Leur lieu de travail est lui aussi à reconstruire. Les jeunes villageois considèrent le rapprochement avec la ville de Myitkyina de façon positive: ils vont désormais plus facilement y faire leurs études. A contrario, les plus âgés, agriculteurs pour la plupart, déplorent tant la mauvaise qualité des nouvelles terres que leur éloignement. Les commerçants, qui ont eu l’autorisation de rester à Tang Hpre, ont bien du mal à survivre: la reprise des échauffourées entre le gouvernement et les indépendantistes Kachins a été très préjudiciable au tourisme de la région, pourtant symbolique pour l’ensemble du pays.

De plus, les Kachins souffrent des effets d'une forte volonté d’assimilation de la part de l’ethnie majoritaire au pouvoir. Ainsi, si les villageois sont en majorité chrétiens, c’est une pagode flambant neuve qui surplombera le camp, voire les camps, car les défrichements alentour laissent présager de nouveaux déplacements forcés.

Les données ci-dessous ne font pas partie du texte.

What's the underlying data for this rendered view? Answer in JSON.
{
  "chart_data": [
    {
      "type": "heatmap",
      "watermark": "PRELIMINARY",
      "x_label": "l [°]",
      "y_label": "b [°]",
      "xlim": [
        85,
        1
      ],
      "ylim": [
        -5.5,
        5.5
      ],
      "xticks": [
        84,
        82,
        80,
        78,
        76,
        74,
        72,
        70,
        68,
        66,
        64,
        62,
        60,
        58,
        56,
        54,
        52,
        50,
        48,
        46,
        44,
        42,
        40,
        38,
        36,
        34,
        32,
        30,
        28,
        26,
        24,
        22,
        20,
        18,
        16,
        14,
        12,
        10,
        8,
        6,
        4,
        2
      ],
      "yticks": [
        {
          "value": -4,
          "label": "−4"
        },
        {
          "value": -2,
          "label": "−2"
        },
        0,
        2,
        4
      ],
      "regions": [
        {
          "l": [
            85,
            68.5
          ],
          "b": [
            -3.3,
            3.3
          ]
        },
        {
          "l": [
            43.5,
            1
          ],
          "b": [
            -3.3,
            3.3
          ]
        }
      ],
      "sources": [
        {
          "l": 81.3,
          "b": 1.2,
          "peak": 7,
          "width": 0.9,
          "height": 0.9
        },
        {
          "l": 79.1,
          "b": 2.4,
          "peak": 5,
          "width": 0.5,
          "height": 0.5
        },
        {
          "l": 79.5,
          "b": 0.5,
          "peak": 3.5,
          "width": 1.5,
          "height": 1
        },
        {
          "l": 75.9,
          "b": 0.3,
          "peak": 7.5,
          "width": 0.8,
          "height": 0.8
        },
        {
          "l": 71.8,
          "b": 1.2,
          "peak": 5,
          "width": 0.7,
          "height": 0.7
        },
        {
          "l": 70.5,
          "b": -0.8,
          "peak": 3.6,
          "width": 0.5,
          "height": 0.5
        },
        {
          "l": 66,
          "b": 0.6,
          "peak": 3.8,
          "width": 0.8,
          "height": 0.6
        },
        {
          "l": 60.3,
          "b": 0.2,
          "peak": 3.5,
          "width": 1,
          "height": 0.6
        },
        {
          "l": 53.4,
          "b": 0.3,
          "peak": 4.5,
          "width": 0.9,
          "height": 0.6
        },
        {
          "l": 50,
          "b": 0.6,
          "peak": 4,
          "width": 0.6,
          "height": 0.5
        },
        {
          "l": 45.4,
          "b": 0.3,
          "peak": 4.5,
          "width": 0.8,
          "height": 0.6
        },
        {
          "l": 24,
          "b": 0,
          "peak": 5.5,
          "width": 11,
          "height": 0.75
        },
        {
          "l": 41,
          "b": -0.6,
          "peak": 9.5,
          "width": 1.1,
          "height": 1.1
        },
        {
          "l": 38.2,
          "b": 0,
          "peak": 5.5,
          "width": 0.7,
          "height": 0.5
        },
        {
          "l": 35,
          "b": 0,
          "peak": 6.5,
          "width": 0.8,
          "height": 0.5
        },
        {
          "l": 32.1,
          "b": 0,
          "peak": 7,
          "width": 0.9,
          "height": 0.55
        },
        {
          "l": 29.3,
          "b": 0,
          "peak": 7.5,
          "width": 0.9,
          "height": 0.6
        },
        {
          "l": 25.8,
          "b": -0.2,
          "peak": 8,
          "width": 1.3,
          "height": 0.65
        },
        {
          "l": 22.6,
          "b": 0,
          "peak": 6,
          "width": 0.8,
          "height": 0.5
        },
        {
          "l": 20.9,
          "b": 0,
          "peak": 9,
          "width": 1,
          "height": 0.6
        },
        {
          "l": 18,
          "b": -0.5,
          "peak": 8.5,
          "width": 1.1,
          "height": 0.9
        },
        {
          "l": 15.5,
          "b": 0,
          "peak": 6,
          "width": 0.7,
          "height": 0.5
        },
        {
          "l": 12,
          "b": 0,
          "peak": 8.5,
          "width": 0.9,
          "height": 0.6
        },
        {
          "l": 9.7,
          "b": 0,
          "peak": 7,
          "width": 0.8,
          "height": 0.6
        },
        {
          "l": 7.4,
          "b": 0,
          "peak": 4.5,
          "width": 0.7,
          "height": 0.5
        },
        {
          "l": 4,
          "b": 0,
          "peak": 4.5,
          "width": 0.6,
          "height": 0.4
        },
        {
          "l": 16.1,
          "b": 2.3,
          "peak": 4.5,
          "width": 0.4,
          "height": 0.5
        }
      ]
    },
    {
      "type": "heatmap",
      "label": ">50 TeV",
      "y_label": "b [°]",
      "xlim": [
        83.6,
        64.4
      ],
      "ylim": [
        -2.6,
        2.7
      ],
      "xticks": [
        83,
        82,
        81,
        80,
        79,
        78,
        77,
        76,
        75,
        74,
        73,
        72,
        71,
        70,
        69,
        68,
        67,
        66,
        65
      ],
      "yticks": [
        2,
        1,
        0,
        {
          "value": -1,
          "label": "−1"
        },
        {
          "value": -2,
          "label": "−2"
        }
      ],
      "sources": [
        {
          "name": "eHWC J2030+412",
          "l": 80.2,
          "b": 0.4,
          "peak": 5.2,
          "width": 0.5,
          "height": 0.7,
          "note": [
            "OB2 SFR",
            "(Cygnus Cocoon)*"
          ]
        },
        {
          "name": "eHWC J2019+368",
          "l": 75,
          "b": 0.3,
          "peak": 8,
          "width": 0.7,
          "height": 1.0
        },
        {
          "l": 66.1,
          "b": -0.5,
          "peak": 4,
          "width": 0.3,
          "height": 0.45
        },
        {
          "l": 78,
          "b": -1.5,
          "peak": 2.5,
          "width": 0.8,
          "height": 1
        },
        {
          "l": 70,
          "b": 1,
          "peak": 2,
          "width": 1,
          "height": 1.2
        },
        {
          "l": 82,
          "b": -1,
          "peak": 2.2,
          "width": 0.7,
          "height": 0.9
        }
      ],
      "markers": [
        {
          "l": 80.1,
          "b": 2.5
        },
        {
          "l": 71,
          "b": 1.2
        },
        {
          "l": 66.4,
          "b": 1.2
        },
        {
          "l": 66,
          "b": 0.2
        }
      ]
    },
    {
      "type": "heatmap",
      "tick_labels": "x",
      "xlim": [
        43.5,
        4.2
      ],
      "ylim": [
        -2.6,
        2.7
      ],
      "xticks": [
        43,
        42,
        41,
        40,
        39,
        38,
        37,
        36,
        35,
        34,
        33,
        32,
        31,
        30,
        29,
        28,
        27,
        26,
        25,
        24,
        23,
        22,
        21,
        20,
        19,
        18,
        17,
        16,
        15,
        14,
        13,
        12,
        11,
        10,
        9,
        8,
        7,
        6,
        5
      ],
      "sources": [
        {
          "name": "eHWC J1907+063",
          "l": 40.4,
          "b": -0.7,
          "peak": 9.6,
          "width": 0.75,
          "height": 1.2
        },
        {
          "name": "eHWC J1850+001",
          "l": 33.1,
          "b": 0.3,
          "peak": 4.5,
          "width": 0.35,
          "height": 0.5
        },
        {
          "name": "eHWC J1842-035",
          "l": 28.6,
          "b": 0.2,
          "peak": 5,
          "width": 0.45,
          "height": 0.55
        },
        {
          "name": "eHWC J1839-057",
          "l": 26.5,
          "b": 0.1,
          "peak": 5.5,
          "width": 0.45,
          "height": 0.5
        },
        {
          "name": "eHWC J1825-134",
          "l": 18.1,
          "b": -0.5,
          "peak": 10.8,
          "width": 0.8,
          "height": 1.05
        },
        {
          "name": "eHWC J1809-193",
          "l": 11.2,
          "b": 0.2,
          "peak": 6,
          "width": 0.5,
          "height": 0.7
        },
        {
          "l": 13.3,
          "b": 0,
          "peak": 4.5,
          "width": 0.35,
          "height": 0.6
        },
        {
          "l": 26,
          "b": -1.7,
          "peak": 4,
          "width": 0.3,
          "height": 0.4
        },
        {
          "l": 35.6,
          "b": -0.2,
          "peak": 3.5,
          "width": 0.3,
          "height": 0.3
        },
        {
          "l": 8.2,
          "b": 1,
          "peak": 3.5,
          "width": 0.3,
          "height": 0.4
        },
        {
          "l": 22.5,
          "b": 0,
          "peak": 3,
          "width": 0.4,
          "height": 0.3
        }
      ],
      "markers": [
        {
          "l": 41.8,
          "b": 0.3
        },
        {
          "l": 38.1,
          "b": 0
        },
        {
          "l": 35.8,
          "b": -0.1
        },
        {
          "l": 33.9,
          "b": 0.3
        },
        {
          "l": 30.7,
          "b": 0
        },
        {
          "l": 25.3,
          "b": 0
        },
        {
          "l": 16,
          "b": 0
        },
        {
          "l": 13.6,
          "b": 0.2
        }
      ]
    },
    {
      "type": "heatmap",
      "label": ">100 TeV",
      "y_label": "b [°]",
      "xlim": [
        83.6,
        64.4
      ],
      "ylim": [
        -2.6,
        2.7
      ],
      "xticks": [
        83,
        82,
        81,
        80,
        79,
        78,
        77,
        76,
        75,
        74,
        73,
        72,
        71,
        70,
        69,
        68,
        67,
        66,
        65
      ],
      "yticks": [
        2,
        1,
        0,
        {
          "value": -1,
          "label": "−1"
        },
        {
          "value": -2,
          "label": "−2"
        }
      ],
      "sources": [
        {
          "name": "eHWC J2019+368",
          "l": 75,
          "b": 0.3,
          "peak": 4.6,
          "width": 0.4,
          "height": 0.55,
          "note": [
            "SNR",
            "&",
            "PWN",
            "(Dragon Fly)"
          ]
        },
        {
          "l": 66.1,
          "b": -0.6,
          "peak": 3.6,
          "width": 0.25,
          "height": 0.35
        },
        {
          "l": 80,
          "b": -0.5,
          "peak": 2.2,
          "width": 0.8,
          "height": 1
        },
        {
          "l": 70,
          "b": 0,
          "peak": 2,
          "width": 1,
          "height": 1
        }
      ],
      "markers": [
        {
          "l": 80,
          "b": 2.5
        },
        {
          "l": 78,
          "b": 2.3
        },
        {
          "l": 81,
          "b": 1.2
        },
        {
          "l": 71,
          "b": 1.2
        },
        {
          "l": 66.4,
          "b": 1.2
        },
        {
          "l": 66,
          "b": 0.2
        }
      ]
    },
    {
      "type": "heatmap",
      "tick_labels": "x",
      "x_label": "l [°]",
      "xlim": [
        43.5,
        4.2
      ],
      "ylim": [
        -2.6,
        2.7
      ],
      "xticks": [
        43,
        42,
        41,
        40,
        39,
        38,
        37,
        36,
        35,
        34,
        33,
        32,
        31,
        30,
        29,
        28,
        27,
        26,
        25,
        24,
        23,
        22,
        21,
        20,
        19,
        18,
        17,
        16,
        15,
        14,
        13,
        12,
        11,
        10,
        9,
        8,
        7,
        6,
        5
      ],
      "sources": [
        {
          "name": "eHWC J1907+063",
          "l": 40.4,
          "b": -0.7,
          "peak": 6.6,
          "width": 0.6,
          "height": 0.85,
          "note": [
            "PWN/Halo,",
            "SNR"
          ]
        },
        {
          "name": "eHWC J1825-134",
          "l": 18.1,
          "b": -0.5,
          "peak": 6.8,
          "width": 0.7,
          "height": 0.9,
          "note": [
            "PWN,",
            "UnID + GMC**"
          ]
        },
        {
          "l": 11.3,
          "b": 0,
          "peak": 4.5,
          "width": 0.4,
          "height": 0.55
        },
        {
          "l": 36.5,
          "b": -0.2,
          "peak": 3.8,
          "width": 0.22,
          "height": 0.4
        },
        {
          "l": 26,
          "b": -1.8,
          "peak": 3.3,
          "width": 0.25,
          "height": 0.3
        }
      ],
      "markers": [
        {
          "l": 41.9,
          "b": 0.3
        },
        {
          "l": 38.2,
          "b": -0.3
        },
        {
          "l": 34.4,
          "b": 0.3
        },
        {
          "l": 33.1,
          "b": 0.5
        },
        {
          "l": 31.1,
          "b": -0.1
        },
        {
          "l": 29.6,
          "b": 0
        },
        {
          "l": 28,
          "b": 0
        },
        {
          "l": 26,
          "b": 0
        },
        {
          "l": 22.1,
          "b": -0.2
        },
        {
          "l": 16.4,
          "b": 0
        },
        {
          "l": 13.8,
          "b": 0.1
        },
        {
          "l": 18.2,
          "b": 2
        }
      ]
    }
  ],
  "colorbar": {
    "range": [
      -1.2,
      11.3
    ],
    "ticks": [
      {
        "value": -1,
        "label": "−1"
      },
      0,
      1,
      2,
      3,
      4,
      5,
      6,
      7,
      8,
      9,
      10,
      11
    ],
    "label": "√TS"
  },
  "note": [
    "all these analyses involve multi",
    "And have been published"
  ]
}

Vivre dans le camp d’Aung Myin Thar c’est exister en suspens: la reprise des travaux du barrage est tributaire du choix que fera le prochain président, qui sera élu en novembre 2015. L’actuel chef d’État voulait en effet montrer une nouvelle facette du pays à l’Occident: plus respectueuse de son environnement et à l’écoute de sa population. Son successeur sera-t-il capable de résister plus longtemps au géant chinois dont la demande en électricité est croissante?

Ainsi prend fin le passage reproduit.